The function f(theta) and g(theta) re sine functions, where f(0) = g(0) = 0. The amplitude of f(theta) is twice the amplitude of g(theta). The period of f(theta) is one-half the period of g(theta). If g(theta) has a period of 2pi and f(pi/4) = 4, write the function rule for g(theta). Explain your reasoning.

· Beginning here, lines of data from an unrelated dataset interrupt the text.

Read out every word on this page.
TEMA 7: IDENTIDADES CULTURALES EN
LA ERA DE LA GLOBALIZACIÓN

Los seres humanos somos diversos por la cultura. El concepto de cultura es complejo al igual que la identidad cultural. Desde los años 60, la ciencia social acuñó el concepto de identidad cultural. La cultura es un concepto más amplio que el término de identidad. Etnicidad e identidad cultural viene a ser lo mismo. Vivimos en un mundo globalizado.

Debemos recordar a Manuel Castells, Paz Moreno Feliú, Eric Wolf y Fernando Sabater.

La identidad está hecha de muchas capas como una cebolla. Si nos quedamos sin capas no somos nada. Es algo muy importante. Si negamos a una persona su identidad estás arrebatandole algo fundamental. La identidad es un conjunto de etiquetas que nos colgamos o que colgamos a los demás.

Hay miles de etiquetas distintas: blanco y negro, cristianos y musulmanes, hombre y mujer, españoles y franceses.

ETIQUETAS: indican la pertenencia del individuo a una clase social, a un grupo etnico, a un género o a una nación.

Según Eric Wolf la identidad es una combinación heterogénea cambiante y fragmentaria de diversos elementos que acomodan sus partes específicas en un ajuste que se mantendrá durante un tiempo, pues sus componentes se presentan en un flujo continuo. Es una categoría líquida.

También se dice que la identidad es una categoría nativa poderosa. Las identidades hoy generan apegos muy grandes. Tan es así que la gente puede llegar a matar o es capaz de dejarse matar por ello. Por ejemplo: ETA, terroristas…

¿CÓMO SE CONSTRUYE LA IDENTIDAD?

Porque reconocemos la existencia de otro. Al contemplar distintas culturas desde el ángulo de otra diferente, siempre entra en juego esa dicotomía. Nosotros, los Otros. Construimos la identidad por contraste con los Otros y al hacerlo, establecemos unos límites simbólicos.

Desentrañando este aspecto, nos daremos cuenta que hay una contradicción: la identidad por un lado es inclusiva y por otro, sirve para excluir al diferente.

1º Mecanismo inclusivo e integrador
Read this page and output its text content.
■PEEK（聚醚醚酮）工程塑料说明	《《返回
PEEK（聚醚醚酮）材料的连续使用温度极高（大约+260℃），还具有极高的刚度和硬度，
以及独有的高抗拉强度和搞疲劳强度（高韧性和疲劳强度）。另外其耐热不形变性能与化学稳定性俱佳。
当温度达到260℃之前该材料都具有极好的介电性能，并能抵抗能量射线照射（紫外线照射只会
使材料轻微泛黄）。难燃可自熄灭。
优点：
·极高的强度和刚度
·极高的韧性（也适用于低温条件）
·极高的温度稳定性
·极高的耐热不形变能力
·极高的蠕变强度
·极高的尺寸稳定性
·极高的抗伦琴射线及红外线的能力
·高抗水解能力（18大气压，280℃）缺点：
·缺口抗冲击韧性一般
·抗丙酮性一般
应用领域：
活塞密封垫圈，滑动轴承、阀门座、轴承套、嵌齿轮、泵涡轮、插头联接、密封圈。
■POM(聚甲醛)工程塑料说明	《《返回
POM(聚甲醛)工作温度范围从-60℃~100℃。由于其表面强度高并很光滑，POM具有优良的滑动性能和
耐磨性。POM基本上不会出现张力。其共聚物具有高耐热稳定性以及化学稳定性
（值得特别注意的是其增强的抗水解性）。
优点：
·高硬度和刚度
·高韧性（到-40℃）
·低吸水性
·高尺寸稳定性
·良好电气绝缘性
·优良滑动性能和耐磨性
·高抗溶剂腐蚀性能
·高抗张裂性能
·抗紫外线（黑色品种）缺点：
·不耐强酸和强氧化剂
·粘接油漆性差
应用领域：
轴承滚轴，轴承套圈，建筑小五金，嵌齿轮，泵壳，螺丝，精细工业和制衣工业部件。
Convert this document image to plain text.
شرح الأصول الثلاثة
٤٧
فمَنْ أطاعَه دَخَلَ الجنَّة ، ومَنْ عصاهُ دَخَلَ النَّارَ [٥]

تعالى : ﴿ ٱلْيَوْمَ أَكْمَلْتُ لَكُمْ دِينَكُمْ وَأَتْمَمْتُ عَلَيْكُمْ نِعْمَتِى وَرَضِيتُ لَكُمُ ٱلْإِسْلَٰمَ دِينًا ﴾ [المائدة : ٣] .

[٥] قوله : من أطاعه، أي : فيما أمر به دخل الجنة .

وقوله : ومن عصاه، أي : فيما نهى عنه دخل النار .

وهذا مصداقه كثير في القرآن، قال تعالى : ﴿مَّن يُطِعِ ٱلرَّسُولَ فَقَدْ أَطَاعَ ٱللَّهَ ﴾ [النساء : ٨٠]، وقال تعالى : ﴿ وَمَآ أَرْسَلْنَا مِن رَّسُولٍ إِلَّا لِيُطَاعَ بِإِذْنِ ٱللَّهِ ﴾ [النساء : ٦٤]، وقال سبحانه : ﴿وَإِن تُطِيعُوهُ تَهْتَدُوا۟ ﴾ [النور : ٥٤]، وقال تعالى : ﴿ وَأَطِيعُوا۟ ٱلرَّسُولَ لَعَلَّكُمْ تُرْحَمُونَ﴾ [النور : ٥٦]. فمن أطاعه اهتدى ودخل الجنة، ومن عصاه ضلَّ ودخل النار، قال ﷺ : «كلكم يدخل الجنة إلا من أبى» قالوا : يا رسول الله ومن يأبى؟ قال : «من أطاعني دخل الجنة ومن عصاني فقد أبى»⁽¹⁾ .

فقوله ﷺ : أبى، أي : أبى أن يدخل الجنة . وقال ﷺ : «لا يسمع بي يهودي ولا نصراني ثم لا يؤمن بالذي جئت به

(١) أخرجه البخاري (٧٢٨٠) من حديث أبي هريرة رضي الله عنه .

Ok, so I know the standard form is f(x) = a sin b theta (where a is amplitude and b is the period), but i'm lost on how to use this, but I know it has to have something to do with this.

Answer 1

@amistre64 Can you help?

Answer 2

@Hero Do you know how to solve this?

Answer 3

if g(Θ) has a period of 2pi, then it will have the form
g(Θ) = a sin(Θ)

Answer 4

f(Θ) has period one half of g, so the period of f is π

Answer 5

g(Θ) = a sin(Θ)
f(Θ) = 2a*sin(2Θ)

and you are given that
f(π/4) = 4

Answer 6

Therefore
4 = 2*a sin(π/4)

can you solve it now?

Answer 7

So 4 = sqrt(2)a?

Answer 8

g(Θ) = a sin(2pi theta). I just need the amplitude :/

Answer 9

right, so you can solve for `a`

Answer 10

I get sqrt[8] = a?

4 = sqrt(2)a
16 = 2(a)^2
8 = a^2
sqrt[8] = a?

Answer 11

@perl ?

Answer 12

yes that's `a`

Answer 13

which is simplified as 2√2

Answer 14

Awesome! So g(theta) = 2(sqrt[2]) * (sin(2pi theta)) Thanks!

Answer 15

no thats incorrect

Answer 16

y = sin Θ , has a period of 2pi, you don't want to introduce another factor of 2pi in there

Answer 17

Ooh, so just g(theta) = 2(sqrt[2]) * (sin theta)?

Answer 18

g(Θ) = 2√2 sin(Θ)
f(Θ) = 2(2√2) sin(2Θ)

Answer 19

Awesome. Thanks! This can get a bit confusing for me, so I appreciate the patience!